Another thing to consider about integrating an FPGA, memory and advanced ADCs on a single chip is the looming possibility of a new completely different ADC architecture on the near horizon, which would highly devalue the single chip investment in an FPGA, ADC & Memory.
Something along the lines of the Non-Uniform Sampling type where the "waveform information" is captured in both time and amplitude, and no conventional analog anti-aliasing filter required since the anti-aliasing is "performed" post ADC capture.
SOTA Chip Integration values high quantity usage, where test equipment doesn't qualify. In today's SOTA processes, design cost are astronomical and only justifiable in massive $ markets. Back when LeCroy did their $1M scope they utilized IBMs SiGe BiCMOS 7HP and 8HP process which supported only 180 and 130nm CMOS respectively, and the chip design costs were probably in the few 10s of million $ per chip. Since the CMOS is what the Processors, FPGA & Memory are built in, those features sizes in 7HP and 8HP limit what one can do with CMOS on the these BiCMOS processes, and thus prevented any worthwhile digital implementations on these chips (BTW this is the achilles heal of SiGe BiCMOS!!). Todays design costs in SOTA CMOS are probably 10 to 30 times the investment LeCroy made way back with 7 & 8HP.
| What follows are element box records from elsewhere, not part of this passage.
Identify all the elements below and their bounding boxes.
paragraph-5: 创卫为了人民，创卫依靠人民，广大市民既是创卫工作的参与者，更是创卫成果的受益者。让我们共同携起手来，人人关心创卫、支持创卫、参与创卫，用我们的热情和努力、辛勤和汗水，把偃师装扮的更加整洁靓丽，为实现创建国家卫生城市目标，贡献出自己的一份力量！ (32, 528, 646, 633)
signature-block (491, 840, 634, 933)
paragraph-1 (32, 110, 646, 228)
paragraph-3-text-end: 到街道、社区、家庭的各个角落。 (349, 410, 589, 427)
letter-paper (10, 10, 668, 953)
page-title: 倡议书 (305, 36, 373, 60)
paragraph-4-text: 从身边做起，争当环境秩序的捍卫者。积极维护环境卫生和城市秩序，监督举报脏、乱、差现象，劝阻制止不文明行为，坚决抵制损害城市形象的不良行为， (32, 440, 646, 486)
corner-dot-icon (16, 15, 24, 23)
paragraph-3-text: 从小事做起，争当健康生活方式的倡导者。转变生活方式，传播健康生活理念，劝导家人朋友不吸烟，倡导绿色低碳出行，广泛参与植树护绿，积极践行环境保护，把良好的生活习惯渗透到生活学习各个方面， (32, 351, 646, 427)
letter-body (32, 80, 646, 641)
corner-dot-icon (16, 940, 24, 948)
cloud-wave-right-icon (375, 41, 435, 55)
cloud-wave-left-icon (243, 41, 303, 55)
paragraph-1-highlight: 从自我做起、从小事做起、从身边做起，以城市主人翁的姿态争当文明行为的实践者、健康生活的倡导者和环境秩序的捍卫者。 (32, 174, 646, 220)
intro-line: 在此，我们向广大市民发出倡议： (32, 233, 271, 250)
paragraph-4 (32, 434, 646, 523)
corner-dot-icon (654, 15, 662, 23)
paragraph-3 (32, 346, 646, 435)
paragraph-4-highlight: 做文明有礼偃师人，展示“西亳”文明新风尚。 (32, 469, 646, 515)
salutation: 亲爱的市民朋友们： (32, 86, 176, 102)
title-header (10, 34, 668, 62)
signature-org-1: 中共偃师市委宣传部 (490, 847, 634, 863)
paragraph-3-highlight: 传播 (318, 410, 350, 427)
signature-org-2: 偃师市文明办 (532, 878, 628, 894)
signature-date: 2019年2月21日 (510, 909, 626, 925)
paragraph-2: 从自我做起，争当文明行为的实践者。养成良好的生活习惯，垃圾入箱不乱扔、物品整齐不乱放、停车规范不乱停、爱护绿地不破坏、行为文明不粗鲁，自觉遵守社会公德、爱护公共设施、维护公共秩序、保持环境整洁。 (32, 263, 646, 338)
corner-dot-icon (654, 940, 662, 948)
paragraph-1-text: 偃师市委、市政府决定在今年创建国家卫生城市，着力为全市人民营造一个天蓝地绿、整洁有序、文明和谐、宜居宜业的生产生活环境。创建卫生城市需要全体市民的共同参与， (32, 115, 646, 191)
So smart test equipment $ likely will focus on just the advanced ADC in whatever process makes sense, and use whatever FPGA & memory required, or roll a custom digital only ASIC which is not an FPGA in whatever processes makes sense. Also don't forget that cramming a bunch of stuff on a single chip increases the chip size, and memory takes up a bunch of space, and chip cost grows exponentially with size.
A complex high performing scope architecture, with FPGA, ADCs, and lots of memory will require an advanced small feature CMOS process to cram everything on a producible size chip, and the design cost and process cost will be unjustifiable considered the limited market.